Gempa tremor tersebut muncul akibat adanya kenaikan material vulkanik ke permukaan. Material vulkanik berupa gas, cairan lava, dan batuan yang muncul di permukaan.

"Material-material tersebut keluar dari cinder cone. Cinder cone merupakan gundukan kerucut yang terbentuk akibat letusan sebelumnya. Ada di dasar kawah itu. Kemungkinan hasil erupsi pada 2015 lalu," tambahnya.
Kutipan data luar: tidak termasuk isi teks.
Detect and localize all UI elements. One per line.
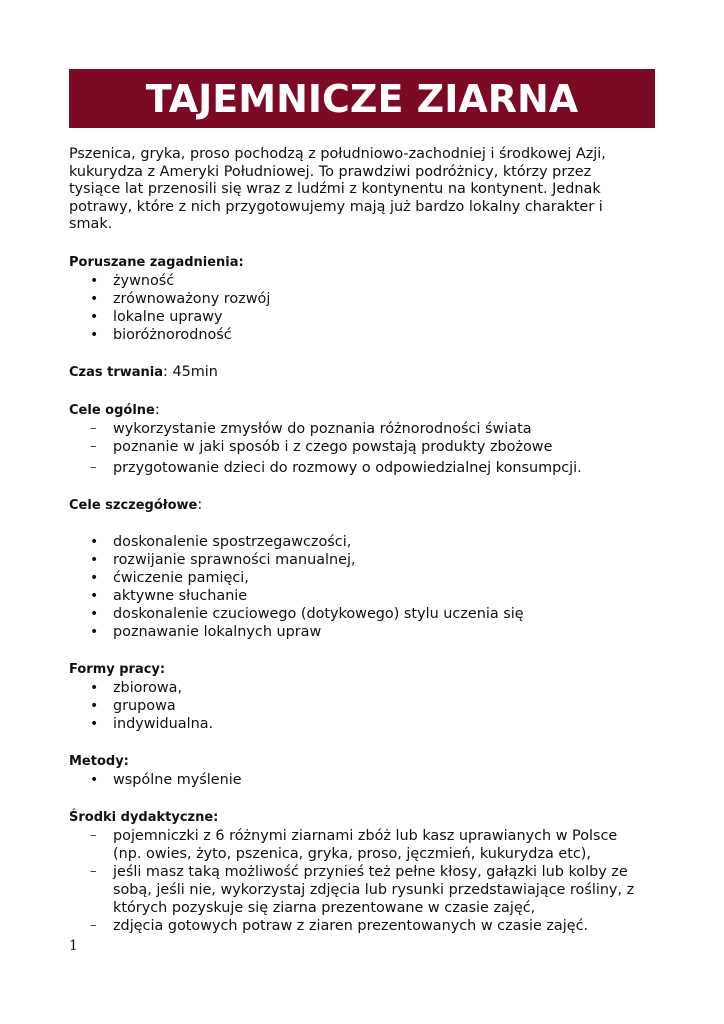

Pihaknya belum bisa mengamati aktivitas vulkanik di dalam kaldera. Tetapi pihaknya menduga saat ini sedang ada pengisian material vulkanik di kaldera. Sehingga volume material di dasar kaldera bertambah.

"Yang bisa kita amati adalah juga tampak dari munculnya bias kemerahan di puncak Raung. Bias kemerahan itu muncul akibat material pijar yang keluar dari cinder cone. Material pijar tersebut memantulkan cahaya kemerahan ke awan atau asap di atas puncak gunung," paparnya.
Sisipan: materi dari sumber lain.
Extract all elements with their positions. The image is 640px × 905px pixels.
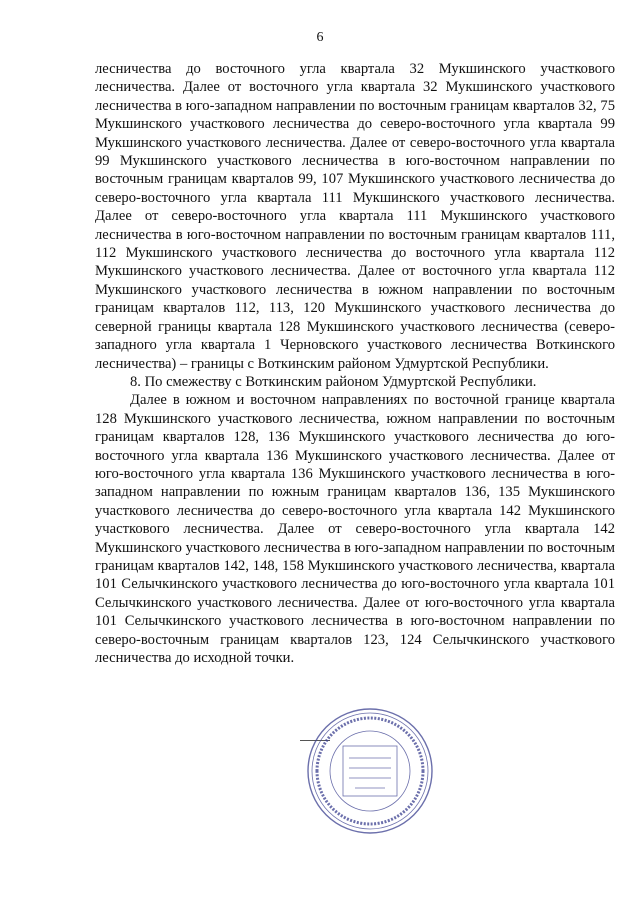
page-number: 6 <box>316 30 324 45</box>
paragraph-boundary-votkinsk: Далее в южном и восточном направлениях по восточной границе квартала 128 Мукшинского участкового лесничества, южном направлении по восточным границам кварталов 128, 136 Мукшинского участкового лесничества до юго-восточного угла квартала 136 Мукшинского участкового лесничества. Далее от юго-восточного угла квартала 136 Мукшинского участкового лесничества в юго-западном направлении по южным границам кварталов 136, 135 Мукшинского участкового лесничества до северо-восточного угла квартала 142 Мукшинского участкового лесничества. Далее от северо-восточного угла квартала 142 Мукшинского участкового лесничества в юго-западном направлении по восточным границам кварталов 142, 148, 158 Мукшинского участкового лесничества, квартала 101 Селычкинского участкового лесничества до юго-восточного угла квартала 101 Селычкинского участкового лесничества. Далее от юго-восточного угла квартала 101 Селычкинского участкового лесничества в юго-восточном направлении по северо-восточным границам кварталов 123, 124 Селычкинского участкового лесничества до исходной точки. <box>95 392 615 666</box>
paragraph-boundary-continuation: лесничества до восточного угла квартала 32 Мукшинского участкового лесничества. Далее от восточного угла квартала 32 Мукшинского участкового лесничества в юго-западном направлении по восточным границам кварталов 32, 75 Мукшинского участкового лесничества до северо-восточного угла квартала 99 Мукшинского участкового лесничества. Далее от северо-восточного угла квартала 99 Мукшинского участкового лесничества в юго-восточном направлении по восточным границам кварталов 99, 107 Мукшинского участкового лесничества до северо-восточного угла квартала 111 Мукшинского участкового лесничества. Далее от северо-восточного угла квартала 111 Мукшинского участкового лесничества в юго-восточном направлении по восточным границам кварталов 111, 112 Мукшинского участкового лесничества до восточного угла квартала 112 Мукшинского участкового лесничества. Далее от восточного угла квартала 112 Мукшинского участкового лесничества в южном направлении по восточным границам кварталов 112, 113, 120 Мукшинского участкового лесничества до северной границы квартала 128 Мукшинского участкового лесничества (северо-западного угла квартала 1 Черновского участкового лесничества Воткинского лесничества) – границы с Воткинским районом Удмуртской Республики. <box>95 61 615 372</box>
document-body <box>95 60 615 667</box>
section-heading-8: 8. По смежеству с Воткинским районом Удмуртской Республики. <box>130 373 537 390</box>
official-seal-stamp <box>305 706 435 836</box>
Sementara terkait dengan suara gemuruh Gunung Raung, kata Nia, hal itu wajar terjadi. Gemuruh tersebut terjadi karena adanya gesekan atau benturan material yang keluar melalui saluran. Gesekan dan benturan tersebut membuat getaran-getaran yang dalam frekuensi tertentu menimbulkan suara

"Sebenarnya itu hanya fenomena biasa ya. Karena memang cenderung Raung seperti itu (mengeluarkan gemuruh) saat erupsi. Pernah terjadi pada 2012, 2013 dan 2020," katanya.
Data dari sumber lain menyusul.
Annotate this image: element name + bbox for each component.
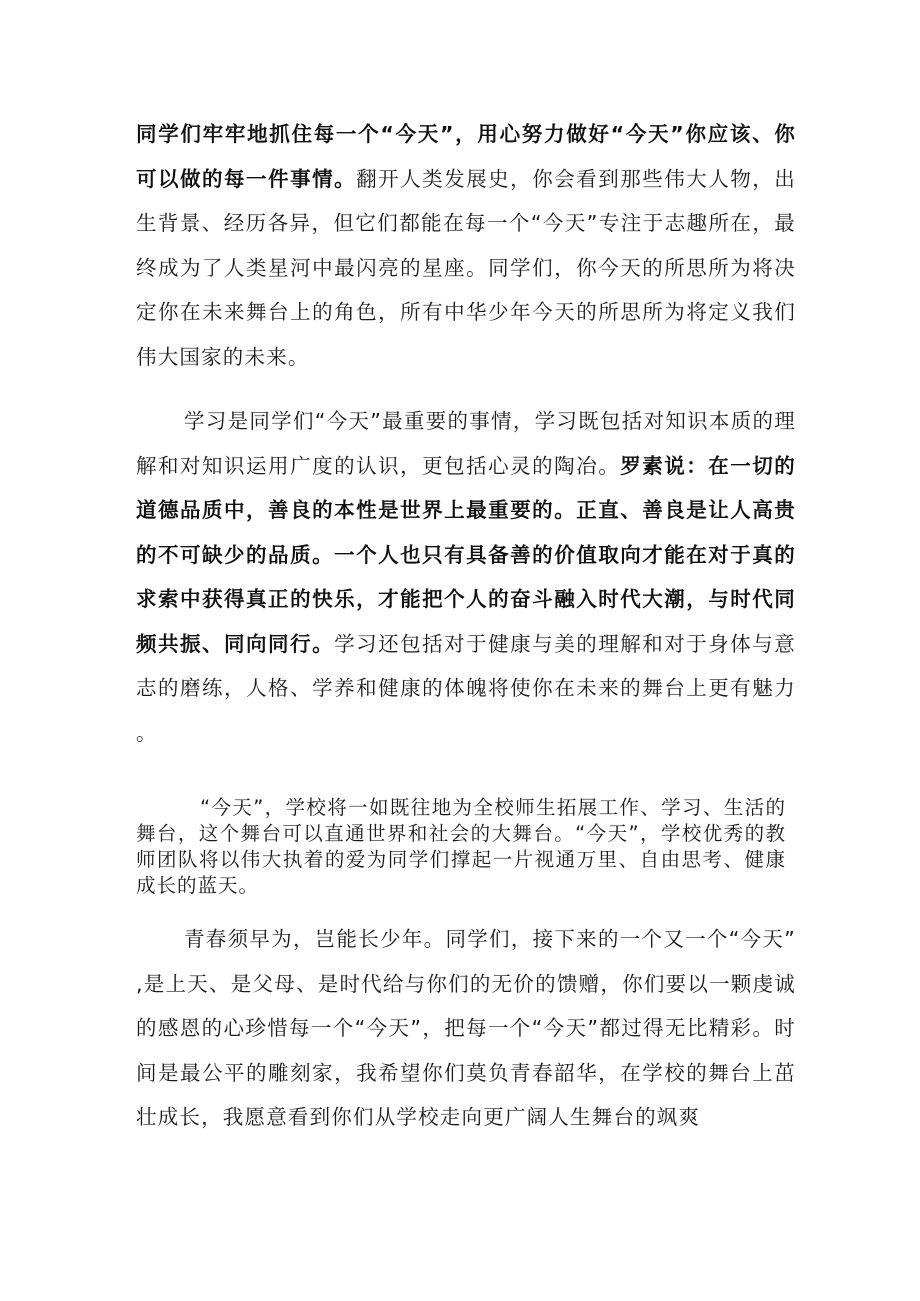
paragraph-3-text: “今天”，学校将一如既往地为全校师生拓展工作、学习、生活的舞台，这个舞台可以直通世界和社会的大舞台。“今天”，学校优秀的教师团队将以伟大执着的爱为同学们撑起一片视通万里、自由思考、健康成长的蓝天。 [136, 796, 786, 897]
paragraph-4-text: 青春须早为，岂能长少年。同学们，接下来的一个又一个“今天”,是上天、是父母、是时代给与你们的无价的馈赠，你们要以一颗虔诚的感恩的心珍惜每一个“今天”，把每一个“今天”都过得无比精彩。时间是最公平的雕刻家，我希望你们莫负青春韶华，在学校的舞台上茁壮成长，我愿意看到你们从学校走向更广阔人生舞台的飒爽 [136, 927, 796, 1129]
paragraph-4 [136, 917, 796, 1140]
paragraph-2-bold-quote: 罗素说：在一切的道德品质中，善良的本性是世界上最重要的。正直、善良是让人高贵的不可缺少的品质。一个人也只有具备善的价值取向才能在对于真的求索中获得真正的快乐，才能把个人的奋斗融入时代大潮，与时代同频共振、同向同行。 [136, 453, 796, 656]
paragraph-1-bold-text: 同学们牢牢地抓住每一个“今天”，用心努力做好“今天”你应该、你可以做的每一件事情。 [136, 122, 796, 191]
paragraph-1-text: 翻开人类发展史，你会看到那些伟大人物，出生背景、经历各异，但它们都能在每一个“今天”专注于志趣所在，最终成为了人类星河中最闪亮的星座。同学们，你今天的所思所为将决定你在未来舞台上的角色，所有中华少年今天的所思所为将定义我们伟大国家的未来。 [136, 166, 797, 369]
paragraph-3 [136, 795, 786, 899]
paragraph-2-text-end: 学习还包括对于健康与美的理解和对于身体与意志的磨练，人格、学养和健康的体魄将使你在未来的舞台上更有魅力。 [136, 631, 796, 745]
paragraph-2 [136, 399, 796, 755]
paragraph-2-text-start: 学习是同学们“今天”最重要的事情，学习既包括对知识本质的理解和对知识运用广度的认识，更包括心灵的陶冶。 [136, 409, 796, 478]
paragraph-1 [136, 112, 796, 379]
Pihaknya mengimbau masyarakat tidak khawatir dengan Gunung Raung yang erupsi. Warga diminta untuk tidak melakukan aktivitas dalam radius 2 kilometer dari puncak gunung.

"Tetap patuhi 2 kilometer tanpa aktivitas di puncak kawah," lanjutnya.

Gunung Raung merupakan gunung bertipe strato kaldera setinggi 3.332 mdpl, di perbatasan Kabupaten Banyuwangi, Bondowoso dan Jember. Sejak 21 Januari 2021, PVMBG meningkatkan status Gunung Raung dari normal (level I) menjadi waspada (level II).